Where’s Your Workshop?
“Take your everyday, ordinary life—your sleeping, eating, going-to-work, and walking-around life—and place it before God as an offering.” (Rom 12:1 The Message)
A workshop is a special place. Generally, it is a room or building which provides both the area and the tools necessary to perform some sort of work. It has a special purpose – it is not a garage, or a storeroom, or a lounge, or a playroom. It has special items arranged in a special way to help fulfill that purpose – clutter is generally kept to a minimum, so the work goes more smoothly. To the craftsman, the workshop is a serious place – not a place for playing, but certainly a place for pleasure.
The pleasure of a well-made tool. The pleasure of a job well done. The pleasure of fulfillment.
Christians talk a great deal about “working on their relationship with God.” I talk about it with my students, and I heard someone mention it in public the other day. They were talking about some struggles in their life, and they said, “I know I really need to work on my relationship with God.”
If you feel that way — like you need to work on your relationship with God – today’s question is for you. Where is your workshop? When it comes to working on life with God, does your workshop look like Jesus’ workshop? Where did Jesus work on his relationship with God – and where did he shape the with-God relationships of others?
I think that when we say, “I need to work on my relationship with God,” we have good intentions at heart. I really do – I just think that we wall off most of our life from that work. Richard Beck suggests that it often means “Praying more, getting up early to study the bible, to start going back to church. Things along those lines. The goal of these activities is to get ‘closer’ to God. To ‘waste time with Jesus.’ Of course, please hear me on this point, nothing is wrong with those activities.

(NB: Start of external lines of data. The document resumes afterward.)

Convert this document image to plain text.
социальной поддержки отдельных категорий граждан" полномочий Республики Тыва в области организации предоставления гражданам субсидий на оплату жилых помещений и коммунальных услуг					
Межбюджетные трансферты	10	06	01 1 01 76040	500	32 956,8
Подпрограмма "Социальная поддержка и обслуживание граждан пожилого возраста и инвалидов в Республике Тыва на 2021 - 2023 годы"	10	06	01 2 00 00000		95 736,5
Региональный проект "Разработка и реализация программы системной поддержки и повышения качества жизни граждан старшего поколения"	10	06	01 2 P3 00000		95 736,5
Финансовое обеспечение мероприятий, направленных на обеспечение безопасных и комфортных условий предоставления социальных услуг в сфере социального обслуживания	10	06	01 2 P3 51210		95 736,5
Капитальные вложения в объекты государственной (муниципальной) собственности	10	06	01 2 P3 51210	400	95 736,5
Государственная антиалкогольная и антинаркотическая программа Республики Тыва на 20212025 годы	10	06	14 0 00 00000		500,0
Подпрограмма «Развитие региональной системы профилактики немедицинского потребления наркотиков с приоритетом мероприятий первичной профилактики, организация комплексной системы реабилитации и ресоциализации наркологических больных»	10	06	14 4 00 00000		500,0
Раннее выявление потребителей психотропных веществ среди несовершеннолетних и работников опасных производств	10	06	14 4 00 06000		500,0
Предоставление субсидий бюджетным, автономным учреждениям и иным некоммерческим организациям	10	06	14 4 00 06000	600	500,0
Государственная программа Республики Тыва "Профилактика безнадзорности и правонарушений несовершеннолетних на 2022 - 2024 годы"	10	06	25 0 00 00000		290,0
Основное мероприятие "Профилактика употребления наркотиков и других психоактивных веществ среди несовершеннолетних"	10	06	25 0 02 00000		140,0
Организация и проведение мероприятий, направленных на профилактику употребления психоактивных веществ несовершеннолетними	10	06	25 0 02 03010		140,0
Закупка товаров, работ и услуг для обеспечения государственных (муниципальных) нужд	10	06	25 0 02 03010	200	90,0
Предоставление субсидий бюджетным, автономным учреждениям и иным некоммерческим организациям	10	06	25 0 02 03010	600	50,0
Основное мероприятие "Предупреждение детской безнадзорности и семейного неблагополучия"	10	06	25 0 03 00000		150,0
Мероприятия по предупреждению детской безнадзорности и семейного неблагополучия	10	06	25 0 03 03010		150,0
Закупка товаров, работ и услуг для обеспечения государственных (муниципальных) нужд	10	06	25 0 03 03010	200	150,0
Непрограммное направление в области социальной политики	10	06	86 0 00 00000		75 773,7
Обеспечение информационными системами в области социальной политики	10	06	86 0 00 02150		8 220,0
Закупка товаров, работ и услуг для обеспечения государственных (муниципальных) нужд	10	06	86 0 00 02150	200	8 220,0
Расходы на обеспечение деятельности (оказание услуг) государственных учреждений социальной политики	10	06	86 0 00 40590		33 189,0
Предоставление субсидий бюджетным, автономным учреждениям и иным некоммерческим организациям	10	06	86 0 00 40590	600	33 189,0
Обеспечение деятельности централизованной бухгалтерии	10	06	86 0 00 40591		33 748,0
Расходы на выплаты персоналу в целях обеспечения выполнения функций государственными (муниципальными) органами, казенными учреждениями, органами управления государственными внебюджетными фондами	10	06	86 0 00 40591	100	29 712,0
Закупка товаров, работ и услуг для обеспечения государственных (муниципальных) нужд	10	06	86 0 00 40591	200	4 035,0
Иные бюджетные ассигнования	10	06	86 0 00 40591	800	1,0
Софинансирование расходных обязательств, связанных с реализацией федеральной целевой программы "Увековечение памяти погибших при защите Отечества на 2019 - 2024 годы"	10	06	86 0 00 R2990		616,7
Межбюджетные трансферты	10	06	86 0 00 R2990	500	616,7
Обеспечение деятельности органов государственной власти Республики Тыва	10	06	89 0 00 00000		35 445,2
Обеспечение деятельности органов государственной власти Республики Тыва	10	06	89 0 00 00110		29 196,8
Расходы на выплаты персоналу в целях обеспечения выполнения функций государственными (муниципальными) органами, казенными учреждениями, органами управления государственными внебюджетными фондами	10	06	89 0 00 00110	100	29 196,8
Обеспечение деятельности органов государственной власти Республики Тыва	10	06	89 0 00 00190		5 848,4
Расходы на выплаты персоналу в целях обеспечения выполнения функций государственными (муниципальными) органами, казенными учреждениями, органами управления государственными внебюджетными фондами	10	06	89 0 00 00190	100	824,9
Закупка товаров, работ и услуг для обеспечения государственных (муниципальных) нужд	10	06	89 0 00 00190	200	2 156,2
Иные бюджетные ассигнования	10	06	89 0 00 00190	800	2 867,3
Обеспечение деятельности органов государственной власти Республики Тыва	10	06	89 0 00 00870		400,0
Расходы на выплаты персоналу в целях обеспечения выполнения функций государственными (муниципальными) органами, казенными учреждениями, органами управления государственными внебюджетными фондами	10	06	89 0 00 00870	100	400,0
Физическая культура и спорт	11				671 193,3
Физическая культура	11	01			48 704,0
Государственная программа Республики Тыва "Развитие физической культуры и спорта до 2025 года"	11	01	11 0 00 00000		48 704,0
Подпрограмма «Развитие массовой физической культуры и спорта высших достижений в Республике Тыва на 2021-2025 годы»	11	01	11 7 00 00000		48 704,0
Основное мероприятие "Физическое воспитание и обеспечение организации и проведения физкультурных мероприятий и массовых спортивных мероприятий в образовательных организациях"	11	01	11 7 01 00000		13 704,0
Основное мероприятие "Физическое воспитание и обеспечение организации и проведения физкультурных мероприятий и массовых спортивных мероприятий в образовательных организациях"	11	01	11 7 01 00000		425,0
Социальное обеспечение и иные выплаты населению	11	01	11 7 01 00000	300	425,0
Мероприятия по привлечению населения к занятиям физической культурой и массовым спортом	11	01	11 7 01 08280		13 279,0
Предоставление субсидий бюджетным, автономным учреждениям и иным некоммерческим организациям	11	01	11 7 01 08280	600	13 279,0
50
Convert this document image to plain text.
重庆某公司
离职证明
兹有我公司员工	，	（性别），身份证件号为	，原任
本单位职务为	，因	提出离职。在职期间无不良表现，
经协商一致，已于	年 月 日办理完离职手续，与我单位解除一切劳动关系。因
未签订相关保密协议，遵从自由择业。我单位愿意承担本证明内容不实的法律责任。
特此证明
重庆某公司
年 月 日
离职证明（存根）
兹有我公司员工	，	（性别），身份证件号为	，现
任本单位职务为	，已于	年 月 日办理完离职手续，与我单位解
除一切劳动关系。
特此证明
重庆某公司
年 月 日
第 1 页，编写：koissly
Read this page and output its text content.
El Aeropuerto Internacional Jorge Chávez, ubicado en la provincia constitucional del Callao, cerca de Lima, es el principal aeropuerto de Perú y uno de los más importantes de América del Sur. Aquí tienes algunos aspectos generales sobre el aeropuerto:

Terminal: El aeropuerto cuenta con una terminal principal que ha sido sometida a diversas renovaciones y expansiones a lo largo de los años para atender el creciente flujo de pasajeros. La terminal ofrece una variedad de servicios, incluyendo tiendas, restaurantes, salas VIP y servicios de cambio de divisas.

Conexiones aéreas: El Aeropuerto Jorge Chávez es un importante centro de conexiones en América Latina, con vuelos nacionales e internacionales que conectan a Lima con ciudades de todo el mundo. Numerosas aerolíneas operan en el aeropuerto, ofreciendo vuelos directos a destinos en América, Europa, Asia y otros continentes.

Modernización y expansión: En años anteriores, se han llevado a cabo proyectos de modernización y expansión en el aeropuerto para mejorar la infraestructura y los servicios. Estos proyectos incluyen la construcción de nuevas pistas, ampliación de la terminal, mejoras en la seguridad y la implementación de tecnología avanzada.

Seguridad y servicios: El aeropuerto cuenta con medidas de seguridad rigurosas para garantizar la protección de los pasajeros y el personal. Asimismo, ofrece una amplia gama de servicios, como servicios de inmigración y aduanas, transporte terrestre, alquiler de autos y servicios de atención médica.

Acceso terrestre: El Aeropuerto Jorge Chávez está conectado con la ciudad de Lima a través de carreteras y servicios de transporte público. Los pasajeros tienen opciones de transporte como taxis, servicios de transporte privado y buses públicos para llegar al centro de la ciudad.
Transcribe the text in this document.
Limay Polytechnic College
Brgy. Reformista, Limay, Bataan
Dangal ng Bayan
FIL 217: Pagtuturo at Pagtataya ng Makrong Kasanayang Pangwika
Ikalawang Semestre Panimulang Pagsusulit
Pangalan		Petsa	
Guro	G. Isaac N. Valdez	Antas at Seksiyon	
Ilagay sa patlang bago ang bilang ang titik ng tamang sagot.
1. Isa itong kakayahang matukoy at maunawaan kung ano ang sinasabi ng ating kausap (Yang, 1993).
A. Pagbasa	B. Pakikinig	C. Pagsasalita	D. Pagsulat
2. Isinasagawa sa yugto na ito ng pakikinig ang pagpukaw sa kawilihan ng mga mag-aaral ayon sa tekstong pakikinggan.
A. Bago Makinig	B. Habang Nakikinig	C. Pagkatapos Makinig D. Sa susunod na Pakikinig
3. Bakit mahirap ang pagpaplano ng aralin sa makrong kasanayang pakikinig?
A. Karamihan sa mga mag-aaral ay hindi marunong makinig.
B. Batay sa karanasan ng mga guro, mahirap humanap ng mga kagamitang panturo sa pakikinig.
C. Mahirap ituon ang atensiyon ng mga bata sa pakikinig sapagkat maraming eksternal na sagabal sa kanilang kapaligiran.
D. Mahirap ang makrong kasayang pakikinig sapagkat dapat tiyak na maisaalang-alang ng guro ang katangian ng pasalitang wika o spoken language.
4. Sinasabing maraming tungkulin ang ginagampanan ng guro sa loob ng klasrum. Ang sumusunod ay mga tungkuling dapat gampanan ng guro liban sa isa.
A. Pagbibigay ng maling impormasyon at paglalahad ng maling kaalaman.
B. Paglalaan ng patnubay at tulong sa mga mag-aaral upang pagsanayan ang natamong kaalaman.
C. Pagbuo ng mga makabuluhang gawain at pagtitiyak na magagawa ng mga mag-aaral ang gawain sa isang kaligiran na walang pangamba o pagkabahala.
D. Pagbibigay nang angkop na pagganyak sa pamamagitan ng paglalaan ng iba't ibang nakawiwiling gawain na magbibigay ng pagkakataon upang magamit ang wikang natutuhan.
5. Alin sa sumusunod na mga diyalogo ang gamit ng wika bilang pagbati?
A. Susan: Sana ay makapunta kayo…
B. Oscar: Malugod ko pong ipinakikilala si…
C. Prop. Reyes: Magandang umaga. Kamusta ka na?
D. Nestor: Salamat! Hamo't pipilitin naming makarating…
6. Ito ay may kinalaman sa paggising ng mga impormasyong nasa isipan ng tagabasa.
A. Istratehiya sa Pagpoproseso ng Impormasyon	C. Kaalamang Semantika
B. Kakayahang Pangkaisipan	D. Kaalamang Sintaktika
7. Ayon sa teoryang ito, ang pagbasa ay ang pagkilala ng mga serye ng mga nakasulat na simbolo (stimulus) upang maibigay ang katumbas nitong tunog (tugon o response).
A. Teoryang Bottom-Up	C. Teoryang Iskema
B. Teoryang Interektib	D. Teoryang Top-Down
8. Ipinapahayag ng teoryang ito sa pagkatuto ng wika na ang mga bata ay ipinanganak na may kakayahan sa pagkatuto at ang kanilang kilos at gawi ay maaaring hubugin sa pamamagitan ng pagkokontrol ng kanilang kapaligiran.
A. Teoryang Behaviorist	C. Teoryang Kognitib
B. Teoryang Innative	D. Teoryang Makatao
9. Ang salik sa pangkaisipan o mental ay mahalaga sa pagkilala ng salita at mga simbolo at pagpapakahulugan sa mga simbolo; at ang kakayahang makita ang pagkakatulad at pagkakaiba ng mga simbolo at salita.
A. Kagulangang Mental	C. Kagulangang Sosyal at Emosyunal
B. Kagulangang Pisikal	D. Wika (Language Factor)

Personal acts of piety and devotion are vital to a vibrant spiritual life and continued spiritual formation. But all too often ‘working on my relationship with God’ has almost nothing to do with trying to become a more decent human being.”
Open your Gospels and look. I think you’ll be surprised at what you find. While he spent time alone in prayer and meditation, and he certainly taught his disciples (including us) to do these things, where do we meet Jesus most of the time? On the road, at the Temple, and at the table, where he constantly came into contact with others and touched people with the light and joy and compassion of the kingdom of God.
Maybe the workshop where we work on relationships with God is a bit more like a plumber’s truck – where all the tools are neatly arranged and available, all the skills of the craftsman are ready, but where time spent alone is always time preparing for the real work of fixing pipes, unclogging drains, and restoring the flow of life-giving water to parched places. A mobile God-workshop – sound like a good life? Then let’s live it!